Monday, March 28, 2011

“Whoever is careless with the truth in small matters cannot be trusted with important matters.”– Albert Einstein

I was just thinking about the first 2 days of this election campaign and all the lies, half-truths, and innuendo spouting from the mouths of the various leaders and candidates.

A common metaphor for running a country is that it’s not unlike running a large business. You have employees and customers (taxpayers), a revenue stream (taxes), a product (services), and Cabinet is the executive team.

To take the metaphor a step further, an election campaign then becomes like a new stock offering where the executive branch trot out the financial status of the company, their future plans, and other details intended to entice investors (voters) into the fold.

But that’s where any semblance of similarity ends.

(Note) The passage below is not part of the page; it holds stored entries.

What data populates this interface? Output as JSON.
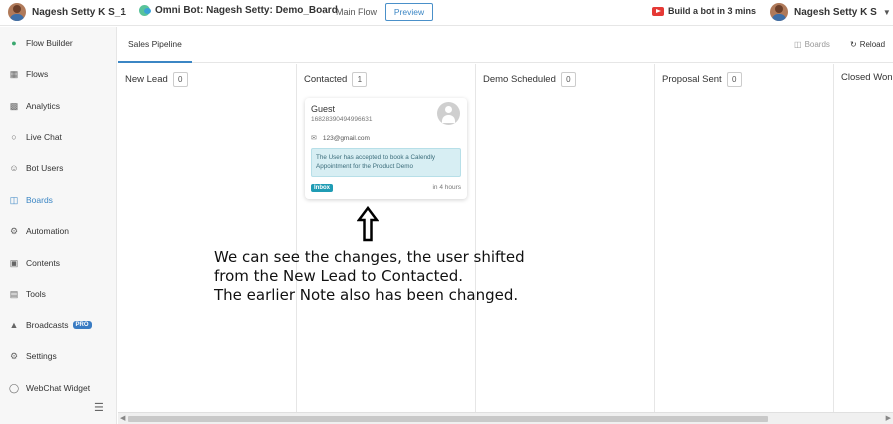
{
  "topbar": {
    "user_name": "Nagesh Setty K S_1",
    "bot_name": "Omni Bot: Nagesh Setty: Demo_Board",
    "flow_name": "Main Flow",
    "preview_label": "Preview",
    "youtube_label": "Build a bot in 3 mins",
    "account_name": "Nagesh Setty K S",
    "colors": {
      "accent": "#3b86c4",
      "youtube": "#e53935"
    }
  },
  "sidebar": {
    "items": [
      {
        "label": "Flow Builder",
        "icon": "chat-bubbles-icon"
      },
      {
        "label": "Flows",
        "icon": "grid-icon"
      },
      {
        "label": "Analytics",
        "icon": "chart-icon"
      },
      {
        "label": "Live Chat",
        "icon": "headset-icon"
      },
      {
        "label": "Bot Users",
        "icon": "user-icon"
      },
      {
        "label": "Boards",
        "icon": "board-icon",
        "active": true
      },
      {
        "label": "Automation",
        "icon": "gear-cycle-icon"
      },
      {
        "label": "Contents",
        "icon": "contents-icon"
      },
      {
        "label": "Tools",
        "icon": "toolbox-icon"
      },
      {
        "label": "Broadcasts",
        "icon": "megaphone-icon",
        "badge": "PRO"
      },
      {
        "label": "Settings",
        "icon": "gear-icon"
      },
      {
        "label": "WebChat Widget",
        "icon": "widget-icon"
      }
    ]
  },
  "main": {
    "tab": "Sales Pipeline",
    "boards_label": "Boards",
    "reload_label": "Reload",
    "columns": [
      {
        "title": "New Lead",
        "count": "0"
      },
      {
        "title": "Contacted",
        "count": "1"
      },
      {
        "title": "Demo Scheduled",
        "count": "0"
      },
      {
        "title": "Proposal Sent",
        "count": "0"
      },
      {
        "title": "Closed Won",
        "count": ""
      }
    ],
    "card": {
      "name": "Guest",
      "phone": "16828390494996631",
      "email": "123@gmail.com",
      "note": "The User has accepted to book a Calendly Appointment for the Product Demo",
      "tag": "Inbox",
      "time": "in 4 hours"
    }
  },
  "annotation": {
    "lines": [
      "We can see the changes, the user shifted",
      "from the New Lead to Contacted.",
      "The earlier Note also has been changed."
    ]
  }
}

Imagine the CEO of a major corporation standing in front of shareholders and saying things that he knows to be untrue a major financial change in the business. Or how about the CFO intentionally misleading investors over several fiscal periods, and refusing to provide line item details. Or what if the COO knowingly understated the costs of a major departmental expansion? If they were lucky they’d only be fired.

However that kind of lying, deceit, obfuscation, and downright unethical behaviour have become de rigeur for our elected representatives. And instead of holding them to account as we would business people (in which case they’d all soon find themselves roomies with Bernie Eberts or Conrad Black) we give them a free pass.  We have come to expect them to lie. We have come to expect them to cheat. We have come to expect them to be ethically challenged. And they do not disappoint.

This could all be passed off with a cynical observation that you’ve got to tell the public what they want to hear (and there’s some truth to that), but at the end of the day how can these men and women sit down at a dinner table across from their families and be proud of their day’s labours? “Yes I lied on national TV today son, and let me tell you it felt damn good!”

Sadly, it seems that’s exactly the kind of person a significant portion of the population deems most suited to the highest offices of the land.